Es decir que, como sucede habitualmente, los marinos trabajarán bajo una jurisdicción diferente a la de sus países de origen, a la de aquel en la que han realizado el embarque y, cuando se encuentren en altamar, navegarán por aguas territoriales de otros países, así como por aguas internacionales. Sin embargo, quizás nunca lleguen a tener contacto con personas o instituciones del país del pabellón del buque, ni con aquellas de las aguas por las que navegarán; tampoco serán considerados migrantes por ninguna de las jurisdicciones involucradas en su tiempo y espacio de trabajo.

Desde el comienzo de mis estudios de posgrado en ciencias sociales a mediados del año 2012 (primero maestría y luego doctorado), he estado profundizando en el estudio de esta realidad laboral en la que el cruce de fronteras y el confinamiento en un mismo espacio por períodos prolongados se dan de forma simultánea.

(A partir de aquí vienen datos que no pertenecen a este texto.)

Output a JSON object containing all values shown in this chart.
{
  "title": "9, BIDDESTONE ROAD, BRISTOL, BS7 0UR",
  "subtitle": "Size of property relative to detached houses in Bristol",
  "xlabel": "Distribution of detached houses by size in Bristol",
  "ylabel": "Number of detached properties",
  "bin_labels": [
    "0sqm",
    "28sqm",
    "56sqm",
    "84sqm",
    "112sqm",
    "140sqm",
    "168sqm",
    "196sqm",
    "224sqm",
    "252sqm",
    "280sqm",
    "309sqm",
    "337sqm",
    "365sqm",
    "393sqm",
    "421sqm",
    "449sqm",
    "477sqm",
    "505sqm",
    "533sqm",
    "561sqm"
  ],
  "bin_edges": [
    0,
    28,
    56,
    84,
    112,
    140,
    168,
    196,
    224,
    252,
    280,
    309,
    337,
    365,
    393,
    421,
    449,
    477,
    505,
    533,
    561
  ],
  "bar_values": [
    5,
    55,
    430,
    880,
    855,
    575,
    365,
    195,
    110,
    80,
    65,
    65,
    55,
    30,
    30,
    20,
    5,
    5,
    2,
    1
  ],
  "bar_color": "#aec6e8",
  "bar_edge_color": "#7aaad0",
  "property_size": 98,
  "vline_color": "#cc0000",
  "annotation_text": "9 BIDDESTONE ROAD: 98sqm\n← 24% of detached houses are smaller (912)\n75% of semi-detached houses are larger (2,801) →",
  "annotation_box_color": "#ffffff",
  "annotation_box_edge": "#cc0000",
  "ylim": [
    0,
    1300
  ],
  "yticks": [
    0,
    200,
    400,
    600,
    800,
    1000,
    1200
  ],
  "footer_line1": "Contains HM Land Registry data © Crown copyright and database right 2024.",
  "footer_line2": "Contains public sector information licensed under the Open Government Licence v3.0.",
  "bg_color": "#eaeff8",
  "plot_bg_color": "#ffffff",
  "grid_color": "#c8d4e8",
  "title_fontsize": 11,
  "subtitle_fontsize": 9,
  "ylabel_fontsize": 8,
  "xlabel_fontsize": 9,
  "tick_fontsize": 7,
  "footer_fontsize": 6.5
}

Una realidad laboral que, por otra parte, determina estilos de vida específicos, pero a la vez representativos de un mundo en el que producción y reproducción social se encuentran cada vez más transnacionalizados y, al mismo tiempo, fragmentados.

A partir de la revolución industrial la disponibilidad de trabajadores y su movilidad –ya sea al interior de las fronteras nacionales o a través de ellas- han estado estrechamente vinculadas. Pero si el cruce de fronteras representa, entonces, una estrategia laboral más de entre las tantas existentes para el mantenimiento y la reproducción de la vida en la actualidad ¿qué pasará con las posibilidades de movilizarse en busca de trabajo ante los nuevos dispositivos de seguridad sanitaria?, ¿devendrán en nuevas limitaciones a la circulación de trabajadores?.

Si se cierran las posibilidades a la circulación del trabajo, ¿también se cierran determinadas estrategias de reproducción social y de acceso a derechos?. En situaciones en las que los derechos de los trabajadores extranjeros - o incluso de los nacionales - sean vistos como una amenaza a la seguridad sanitaria dentro de un territorio determinado, ¿qué criterios prevalecerán: el respeto de los derechos de los trabajadores o el de las normas de seguridad sanitaria?.

Estas y otras tantas preguntas disparadas por el actual escenario de respuesta al COVID-19 necesitan ser respondidas por la observación, el análisis y la búsqueda de soluciones en común. Como nos lo muestra el caso de los 300.000 marinos imposibilitados de retornar a sus hogares, la futura “normalidad” no podrá seguir haciendo la vista gorda ante tantas vidas para las que el trabajo y la familia están separados por miles de kilómetros.

Con el objetivo de dar mayor visibilidad y profundizar en el análisis de estas realidades, les invito a que a través de las próximas columnas pensemos juntos sus múltiples dimensiones. El 2020 nos puede tener aturdidos, ansiosos, desorientados, pero también nos toca estar atentos.